Just to state the obvious, neither of these vehicles is large. They both have limited space for people and things compared to most other vehicles in showrooms. But all things being relative, there is a comparison to be made.
The Hyundai wins in this department, with a more roomy and comfortable rear seat, allowing passengers more comfort than the Mazda3 would offer (technically, both vehicles can fit 2 up front and three in back; though it’s a tight squeeze with a packed house, especially in the Mazda).
The Elantra GT Sport also featured sharp red trimming throughout the interior, and a sunroof was offered (though I didn’t use it due to the lovely April snow showers we were having).
Seats are comfy in the Elantra, but the battle for best overall interior design goes to the Mazda3. Mazda outdoes itself consistently in the interior design department, including many upscale touches and superbly comfortable front seats you would expect on more pricey vehicles.
Exterior design is close to a draw, with both having attractive setups that make them stand out, and If I had to pick a winner I’d give it to the Mazda3. Really though, it’s all in the eye of the beholder.
HOW’S THE RIDE
This is what it’s all about; when you’re talking about cars with letters GT in them, it’s about how grand the tour is, right?
There’s good news on both fronts here.
The Elantra GT Sport can be fast when you need it to move, and using Sport mode helps. The vehicle turns very well, and while it’s not overly fast in a straight line it’s no slowpoke either.
On the downside it does have a somewhat whiny engine, plus a bumpy ride at times.
Automatic and manual transmissions are offered. Manual mode on the shifter can improve the drive on the auto.
My test Elantra featured a 1.6-liter four-cylinder turbo engine with 201 horsepower and 195 lb.-ft. of torque.

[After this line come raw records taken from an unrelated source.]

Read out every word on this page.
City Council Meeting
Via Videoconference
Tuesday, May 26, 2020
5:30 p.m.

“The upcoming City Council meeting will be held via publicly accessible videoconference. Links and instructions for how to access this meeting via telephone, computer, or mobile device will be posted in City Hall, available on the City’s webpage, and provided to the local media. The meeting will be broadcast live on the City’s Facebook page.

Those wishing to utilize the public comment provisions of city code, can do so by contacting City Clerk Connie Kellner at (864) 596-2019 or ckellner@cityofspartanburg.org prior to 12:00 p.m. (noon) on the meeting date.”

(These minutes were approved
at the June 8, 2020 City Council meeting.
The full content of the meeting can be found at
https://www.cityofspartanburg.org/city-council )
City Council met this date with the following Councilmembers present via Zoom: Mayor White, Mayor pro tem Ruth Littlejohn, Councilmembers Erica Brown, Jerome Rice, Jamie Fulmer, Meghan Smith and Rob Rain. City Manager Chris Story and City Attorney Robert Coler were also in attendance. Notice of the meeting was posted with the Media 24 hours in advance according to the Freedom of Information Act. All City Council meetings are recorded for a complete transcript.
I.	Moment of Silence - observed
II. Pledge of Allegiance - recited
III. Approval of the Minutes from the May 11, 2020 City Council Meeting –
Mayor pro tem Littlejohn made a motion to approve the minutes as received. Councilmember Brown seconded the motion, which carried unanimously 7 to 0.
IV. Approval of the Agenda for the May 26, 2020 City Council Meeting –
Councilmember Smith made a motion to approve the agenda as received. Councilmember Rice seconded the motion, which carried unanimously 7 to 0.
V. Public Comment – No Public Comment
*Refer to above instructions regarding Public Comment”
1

The Mazda3 Grand Touring featured a 2.5-liter four cylinder engine, with 184 horsepower and 185 lb.-ft. of torque. Its engine was also a bit whiny (similar to the Hyundai), but not to the point where it got annoying. You can choose from a 6-speed manual or 6-speed auto trans with paddle shifters.
While it’s a tight battle, I’ll give the advantage on overall driving fun to the Mazda3, which was just an awesome experience. You can feel the instant reaction from the vehicle, especially when you’re lucky enough to find an open road and some twists and turns. It almost makes you want to drive just for the sake of driving, with no destination in particular.
The only major downside of the Mazda3 driving experience is it wasn’t great at keeping out exterior noise.
Both vehicles come only in front-wheel drive.
Comparing the Infotainment system inside the vehicles, I’m going to give this nod to the Elantra. Its controls proved to be simple to use via touch and voice, even for beginners. It features USB ports, AUX connection, wireless phone charging, plus some safety feature options (auto emergency braking, etc.)
Mazda’s infotainment setup looks nicer than Hyundai’s, but is more of a pain to operate, and also doesn’t work as a touchscreen (it’s all controlled via a dial in the center console. The dial works fine, but there are too many steps to do what you want to do. The system is due for an overhaul.
Mazda does offer a package featuring a 9-speaker Bose system, four months of satellite radio and a moonroof. And for a small car they offer a lot more safety features than the Hyundai and most of the rest of its competitors -- including Lane Departure Warning System, Lane Keep Assist, Radar Cruise Control, Smart Brake Support and traffic sign recognition. Standard safety features are forward collision warning and low-speed auto emergency braking, and the safety ratings are very high on the Mazda3.
Slight win the for the Mazda here. I averaged 28.3 mpg in the Elantra GT Sport, and 30 mpg in the Mazda3 Grand Touring.
The Mazda3 GT model starts at $24,195, and with options my tester went up to $27,070. Base prices on lower-level Mazda3 vehicles include the Touring model at $21K and the Sport model at $18K.
The Elantra GT Sport is in similar territory, starting at $23,250 with manual transmission, $24,350 with automatic; my decked-out tester topped $29K with added features. Going to a lower trim level, the Elantra GT starts at $19,350 ($20,350 with auto), but you lose some power. Hyundai is also very aggressive with their incentives so in the end the Elantra will likely end up more affordable than the Mazda3.
Both the 2018 Hyundai Elantra GT Sport and the 2018 Mazda Grand Touring are fun, nimble sedans that prove little cars still have a place in the automotive world, as it would be a shame if consumers didn’t have this option.
Those seeking the most complete driving experience and a more upscale interior should opt for the Mazda3 GT, but if you’re more concerned with having a bit more room in the back seat and more user-friendly tech experience, the Elantra GT Sport may win you over -- as the dropoff in drive quality from the Mazda is not large.
EIther way, you’ll have lots of fun on the open road.